# Prepare a dataset for use in a training task

**Goals**: show the steps necessary to download, preprocess, and register a dataset for use with AzureML. 

Working with AzureML registered datasets allows you to avoid bundling the dataset with the context you send to each training node (slow) or setting up a persistent mount on your DeepSpeed Docker images (more complex and brittle). Additionally, using registered datasets offers the opportunity to log what version of a dataset a model was trained with. This means you can monitor the effects of retraining over time as your data increases or changes. 

A note on terminology: I'll endeavor use the term dataset to refer to the AzureML dataset object stored on AzureML and data when referencing the same information stored locally.

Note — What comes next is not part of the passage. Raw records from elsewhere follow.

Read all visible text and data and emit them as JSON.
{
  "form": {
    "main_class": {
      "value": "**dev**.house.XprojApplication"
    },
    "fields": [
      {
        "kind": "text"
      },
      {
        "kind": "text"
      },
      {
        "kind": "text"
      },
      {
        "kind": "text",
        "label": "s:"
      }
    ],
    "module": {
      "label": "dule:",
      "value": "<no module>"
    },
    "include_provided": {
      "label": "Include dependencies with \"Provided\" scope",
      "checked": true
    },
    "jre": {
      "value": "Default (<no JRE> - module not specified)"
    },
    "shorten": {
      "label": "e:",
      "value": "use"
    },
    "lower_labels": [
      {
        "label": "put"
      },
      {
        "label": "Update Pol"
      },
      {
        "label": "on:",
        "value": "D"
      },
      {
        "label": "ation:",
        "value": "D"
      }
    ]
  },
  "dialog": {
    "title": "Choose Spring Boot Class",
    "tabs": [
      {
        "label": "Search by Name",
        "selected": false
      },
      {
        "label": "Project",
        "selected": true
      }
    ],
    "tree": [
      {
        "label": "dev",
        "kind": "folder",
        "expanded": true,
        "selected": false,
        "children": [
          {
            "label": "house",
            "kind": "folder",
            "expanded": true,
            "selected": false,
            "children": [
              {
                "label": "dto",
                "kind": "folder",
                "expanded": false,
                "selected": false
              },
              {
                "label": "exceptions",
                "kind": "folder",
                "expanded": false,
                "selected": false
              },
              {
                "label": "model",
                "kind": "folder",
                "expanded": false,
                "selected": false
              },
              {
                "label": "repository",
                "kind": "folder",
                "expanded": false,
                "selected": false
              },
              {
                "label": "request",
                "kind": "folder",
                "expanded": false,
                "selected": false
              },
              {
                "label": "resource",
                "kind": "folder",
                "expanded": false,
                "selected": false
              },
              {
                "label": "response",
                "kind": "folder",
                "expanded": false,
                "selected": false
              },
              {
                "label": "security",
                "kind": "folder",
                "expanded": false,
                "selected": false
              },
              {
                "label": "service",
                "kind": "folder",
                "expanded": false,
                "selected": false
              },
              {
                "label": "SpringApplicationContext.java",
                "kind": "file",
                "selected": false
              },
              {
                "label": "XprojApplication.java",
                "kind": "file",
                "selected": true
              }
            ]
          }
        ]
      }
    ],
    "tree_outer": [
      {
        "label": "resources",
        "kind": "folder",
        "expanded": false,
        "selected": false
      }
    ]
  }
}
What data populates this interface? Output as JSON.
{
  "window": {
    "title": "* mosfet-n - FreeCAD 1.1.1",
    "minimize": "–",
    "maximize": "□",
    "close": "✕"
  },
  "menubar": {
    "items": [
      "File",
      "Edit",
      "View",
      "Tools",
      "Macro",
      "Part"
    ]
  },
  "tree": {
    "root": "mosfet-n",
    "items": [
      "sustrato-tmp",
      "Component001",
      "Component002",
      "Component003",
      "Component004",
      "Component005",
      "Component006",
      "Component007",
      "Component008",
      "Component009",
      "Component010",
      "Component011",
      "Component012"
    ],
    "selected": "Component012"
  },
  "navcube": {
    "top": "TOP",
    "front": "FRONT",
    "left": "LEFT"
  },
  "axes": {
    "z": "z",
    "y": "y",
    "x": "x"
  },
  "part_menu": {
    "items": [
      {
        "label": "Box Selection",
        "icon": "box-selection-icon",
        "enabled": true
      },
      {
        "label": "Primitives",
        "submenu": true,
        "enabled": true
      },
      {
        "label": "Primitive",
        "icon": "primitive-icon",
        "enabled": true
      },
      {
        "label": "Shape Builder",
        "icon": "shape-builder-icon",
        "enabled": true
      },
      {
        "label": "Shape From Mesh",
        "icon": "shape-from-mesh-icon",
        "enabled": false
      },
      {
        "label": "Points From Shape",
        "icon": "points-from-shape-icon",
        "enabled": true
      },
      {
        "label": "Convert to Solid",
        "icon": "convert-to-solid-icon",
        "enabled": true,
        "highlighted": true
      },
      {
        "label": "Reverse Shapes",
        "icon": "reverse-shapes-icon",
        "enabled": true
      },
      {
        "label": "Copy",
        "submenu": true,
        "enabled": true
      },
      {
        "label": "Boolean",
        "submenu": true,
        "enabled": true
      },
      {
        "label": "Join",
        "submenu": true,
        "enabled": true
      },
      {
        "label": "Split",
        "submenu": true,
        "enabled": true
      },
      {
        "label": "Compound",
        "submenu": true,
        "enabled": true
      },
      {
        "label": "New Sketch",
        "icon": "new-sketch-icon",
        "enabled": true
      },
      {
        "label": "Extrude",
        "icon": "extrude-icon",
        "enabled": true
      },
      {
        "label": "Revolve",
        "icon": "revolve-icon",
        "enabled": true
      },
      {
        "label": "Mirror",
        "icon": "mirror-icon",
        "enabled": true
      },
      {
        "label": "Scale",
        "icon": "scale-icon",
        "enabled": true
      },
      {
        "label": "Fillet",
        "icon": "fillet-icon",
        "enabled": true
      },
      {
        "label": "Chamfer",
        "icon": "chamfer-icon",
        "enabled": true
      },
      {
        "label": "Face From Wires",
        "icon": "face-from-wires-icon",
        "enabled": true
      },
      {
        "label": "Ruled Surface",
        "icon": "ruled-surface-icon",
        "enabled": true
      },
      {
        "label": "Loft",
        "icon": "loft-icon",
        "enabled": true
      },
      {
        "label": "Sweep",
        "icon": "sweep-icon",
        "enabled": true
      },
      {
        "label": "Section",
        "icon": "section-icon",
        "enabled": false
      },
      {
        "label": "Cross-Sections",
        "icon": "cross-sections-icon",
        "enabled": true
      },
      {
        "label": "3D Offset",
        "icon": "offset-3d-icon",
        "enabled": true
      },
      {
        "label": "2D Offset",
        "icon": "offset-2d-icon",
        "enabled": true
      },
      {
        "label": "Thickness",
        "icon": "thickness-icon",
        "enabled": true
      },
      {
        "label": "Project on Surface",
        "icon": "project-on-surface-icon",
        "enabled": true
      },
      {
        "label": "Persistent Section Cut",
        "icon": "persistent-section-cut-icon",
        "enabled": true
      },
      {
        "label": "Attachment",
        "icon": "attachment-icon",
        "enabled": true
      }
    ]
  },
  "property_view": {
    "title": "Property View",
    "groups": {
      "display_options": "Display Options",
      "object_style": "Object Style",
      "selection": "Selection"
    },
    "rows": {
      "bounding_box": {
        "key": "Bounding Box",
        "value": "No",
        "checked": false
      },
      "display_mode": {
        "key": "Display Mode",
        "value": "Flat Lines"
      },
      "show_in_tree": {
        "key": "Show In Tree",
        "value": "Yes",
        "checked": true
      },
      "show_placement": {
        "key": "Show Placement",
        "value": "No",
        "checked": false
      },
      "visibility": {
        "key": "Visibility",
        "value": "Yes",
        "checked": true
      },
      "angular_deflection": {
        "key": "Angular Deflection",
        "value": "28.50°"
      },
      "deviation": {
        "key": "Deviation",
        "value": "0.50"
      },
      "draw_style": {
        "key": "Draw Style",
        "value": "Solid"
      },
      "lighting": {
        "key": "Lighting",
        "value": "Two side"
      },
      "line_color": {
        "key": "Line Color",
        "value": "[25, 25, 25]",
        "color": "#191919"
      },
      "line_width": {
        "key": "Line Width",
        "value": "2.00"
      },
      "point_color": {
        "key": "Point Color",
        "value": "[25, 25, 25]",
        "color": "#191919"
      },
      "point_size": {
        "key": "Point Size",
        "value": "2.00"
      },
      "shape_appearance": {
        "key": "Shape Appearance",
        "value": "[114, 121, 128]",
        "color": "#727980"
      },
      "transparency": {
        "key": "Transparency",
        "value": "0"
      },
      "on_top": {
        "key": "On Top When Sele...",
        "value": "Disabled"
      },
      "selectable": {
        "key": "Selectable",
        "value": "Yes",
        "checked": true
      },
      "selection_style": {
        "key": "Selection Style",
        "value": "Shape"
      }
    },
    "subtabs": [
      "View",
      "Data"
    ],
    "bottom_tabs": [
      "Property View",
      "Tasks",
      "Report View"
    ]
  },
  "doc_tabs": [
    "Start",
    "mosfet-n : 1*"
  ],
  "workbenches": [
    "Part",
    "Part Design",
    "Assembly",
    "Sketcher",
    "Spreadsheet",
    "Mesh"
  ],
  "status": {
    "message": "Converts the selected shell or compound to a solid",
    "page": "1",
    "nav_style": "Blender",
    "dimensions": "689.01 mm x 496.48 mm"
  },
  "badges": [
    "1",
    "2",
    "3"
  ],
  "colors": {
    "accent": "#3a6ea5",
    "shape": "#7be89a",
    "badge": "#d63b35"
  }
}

Here we'll be working with the [CoLA](https://nyu-mll.github.io/CoLA/) dataset, on which we'll later be fine-tuning a model. We'll perform the following steps:

- Download the data appropriate for the training task
- Preprocess (tokenize) it
- Save it locally
- Upload the preprocessed data to the AzureML datastore where our AzureML datasets are located
- Register the resulting files as a new AzureML dataset

First, imports

In [1]:
import yaml
import azureml.core
import datasets
import transformers

  from .autonotebook import tqdm as notebook_tqdm


## Using an external config.yml

Now we'll load a `src/config.yml` file that tells us the task name and data locations, this is also used by the training functions and so keeps everything in one place. More information about it is available in the companion `Train model` notebook.

In [2]:
with open('src/config.yml', 'r') as f:
    config = yaml.safe_load(f)

## Load or mount data 

The data itself will be downloaded by the `datasets` libraries from [Huggingface](https://huggingface.co/). Loading this public dataset is quite simple but this is where you'd locally mount or otherwise access a proprietary dataset. 

In [3]:
data = datasets.load_dataset("glue", config['task'])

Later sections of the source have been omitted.